The film is described as part reality, part parody, with Pitt depicting a born leader’s march into folly. Pitt plays General Glen McMahon, based on real-life general Stanley McChrystal. McChrystal’s career in Afghanistan ended after he featured in Rolling Stone magazine expose The Runaway General.
In the Rolling Stone article, the Paris pub in question is the real-life Kitty O’Shea’s, a touristy Irish bar, chosen for being the least “Gucci” place the general’s staff could find. The occasion was McChrystal’s 33rd wedding anniversary celebrated not only with his wife Annie, but also his entire inner circle.
According to the Rolling Stone feature, McChrystal’s real-life staff in 2010, then the most powerful force shaping US policy in Afghanistan, called themselves Team America, in reference to that satirical movie, which, among other things, lampoons the White House.
For the movie, Brad Pitt and his co-stars, along with 200 other cast and crew, headed to The Enterprise Pub on Red Lion Street. They filmed the scene there in October 2015. You’ll see snippets from this filming in the trailer.
FilmFixer manages the film office service for Camden Council. FilmFixer director Andrew Pavord said, “Brad Pitt and his production could film the interior of a Paris pub anywhere in the world. We’re delighted that The Enterprise in London was chosen.
“This was a big shoot with a significant number of cast and crew to manage in inner London. But it was shot very quickly, in just a day, and a donation was made to a local charity, chosen by Red Lion Square residents. This sort of considerate behaviour helps ensure the next Hollywood-style shoot will be welcomed next time.”

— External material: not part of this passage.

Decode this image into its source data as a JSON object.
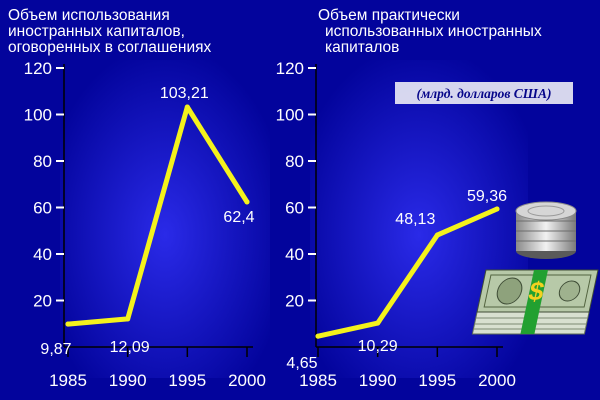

Elsewhere in London, Pitt filmed scenes with Sir Ben Kingsley – as Afghan President Karzai – in Croydon’s Addington Palace over two days in autumn 2015.
Addington Palace also features in the trailer, where Pitt tells Kingsley that Nato is about to embark on a new direction to build Afghanistan into a free and prosperous nation. Kingsley replies, “Sounds a lot like the old direction.”
According to the Rolling Stone expose, Nato forces were unpopular, having killed 90 civilians in the first four months of 2010, leading McChrystal to concede, “We’ve shot an amazing number of people.”
His insistence on avoiding such deaths was unpopular with troops whose complaints included, “We aren’t putting fear into the Taliban.”
The Rolling Stone journalist behind the story, Michael Hastings, died a car accident in Los Angeles, aged 33.